Il racconto dello strumento

Nel corso della sessione pomeridiana, il Vesuvio 1727 lascerà la propria teca del Museo del Violino per essere presentato dal conservatore Riccardo Angeloni e suonato dal violinista Edoardo Zosi. L’esibizione concluderà i lavori della sezione Redefining Iconicity, coordinata da Alberto Cavalli, direttore esecutivo della Fondazione Michelangelo, con l’introduzione di Jean-Noël Kapferer e la partecipazione di esponenti internazionali del design e del lusso.

Il confronto sarà dedicato al modo in cui i cambiamenti culturali e le preferenze delle nuove generazioni stanno modificando il concetto di icona. In questo contesto, la storia del violino costruito da Stradivari servirà a mettere in relazione il valore dell’oggetto, il lavoro del liutaio e i luoghi nei quali l’opera è stata realizzata.

Angeloni ha sottolineato che Stradivari rappresenta un termine di paragone assoluto, ma che ogni maestro liutaio può trasformare legno e vernici in un’esperienza capace di unire emozione e arte. Il concerto di Zosi sarà quindi presentato come un’occasione per approfondire la storia e il significato del Vesuvio 1727, insieme alle tecniche e alle competenze che ne hanno reso possibile la costruzione.

Il legame con Cremona

La partecipazione alla rassegna veneziana consentirà a Cremona e al Museo del Violino di rappresentare una tradizione liutaria dalle radici secolari. Il patrimonio della città, composto da saperi, competenze e cultura, sarà proposto in un contesto internazionale come elemento ancora attivo e capace di dialogare con il presente.

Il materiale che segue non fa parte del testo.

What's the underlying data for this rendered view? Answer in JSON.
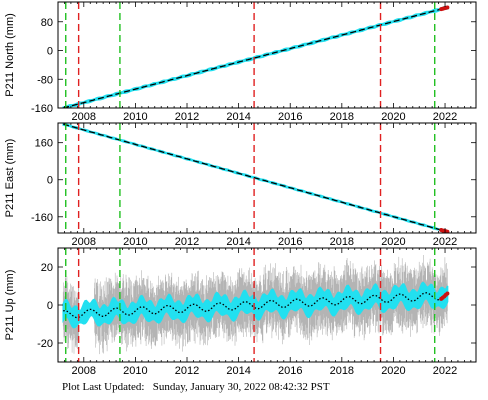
{
  "footer": {
    "label": "Plot Last Updated:",
    "timestamp": "Sunday, January 30, 2022 08:42:32 PST"
  },
  "colors": {
    "data": "#22e0f0",
    "error_bar": "#b4b4b4",
    "trend": "#000000",
    "equipment_change": "#e02020",
    "event": "#20c020",
    "recent": "#cc1010"
  },
  "chart_data": [
    {
      "type": "scatter",
      "name": "north",
      "ylabel": "P211 North (mm)",
      "xlabel": "",
      "xlim": [
        2007.0,
        2023.2
      ],
      "ylim": [
        -160,
        135
      ],
      "x_ticks": [
        2008,
        2010,
        2012,
        2014,
        2016,
        2018,
        2020,
        2022
      ],
      "y_ticks": [
        -160,
        -80,
        0,
        80
      ],
      "trend": {
        "x": [
          2007.2,
          2022.1
        ],
        "y": [
          -160,
          120
        ]
      },
      "scatter_halfwidth": 4,
      "error_halfwidth": 0,
      "red_dashed_lines": [
        2007.8,
        2014.6,
        2019.5
      ],
      "green_dashed_lines": [
        2007.3,
        2009.4,
        2021.6
      ]
    },
    {
      "type": "scatter",
      "name": "east",
      "ylabel": "P211 East (mm)",
      "xlabel": "",
      "xlim": [
        2007.0,
        2023.2
      ],
      "ylim": [
        -230,
        245
      ],
      "x_ticks": [
        2008,
        2010,
        2012,
        2014,
        2016,
        2018,
        2020,
        2022
      ],
      "y_ticks": [
        -160,
        0,
        160
      ],
      "trend": {
        "x": [
          2007.2,
          2022.1
        ],
        "y": [
          240,
          -225
        ]
      },
      "scatter_halfwidth": 4,
      "error_halfwidth": 0,
      "red_dashed_lines": [
        2007.8,
        2014.6,
        2019.5
      ],
      "green_dashed_lines": [
        2007.3,
        2009.4,
        2021.6
      ]
    },
    {
      "type": "scatter",
      "name": "up",
      "ylabel": "P211 Up (mm)",
      "xlabel": "",
      "xlim": [
        2007.0,
        2023.2
      ],
      "ylim": [
        -30,
        30
      ],
      "x_ticks": [
        2008,
        2010,
        2012,
        2014,
        2016,
        2018,
        2020,
        2022
      ],
      "y_ticks": [
        -20,
        0,
        20
      ],
      "trend": {
        "x": [
          2007.2,
          2022.1
        ],
        "y": [
          -5,
          5
        ]
      },
      "seasonal_amplitude": 2,
      "scatter_halfwidth": 6,
      "error_halfwidth": 13,
      "red_dashed_lines": [
        2007.8,
        2014.6,
        2019.5
      ],
      "green_dashed_lines": [
        2007.3,
        2009.4,
        2021.6
      ]
    }
  ]
}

Il sindaco di Cremona e presidente della Fondazione Museo del Violino, Andrea Virgilio, ha definito la presenza a Homo Faber una testimonianza della capacità della città di aprirsi al mondo attraverso il proprio patrimonio e le proprie eccellenze. Secondo Virgilio, la collaborazione tra istituzioni, enti, fondazioni e università contribuisce a trasformare il patrimonio in conoscenza e occasioni di confronto.

L’iniziativa si inserisce anche nel percorso avviato da Cremona in vista della candidatura a Capitale Italiana della Cultura 2029. La città si prepara a formalizzare la candidatura il prossimo 23 settembre, con la consegna del dossier al Ministero.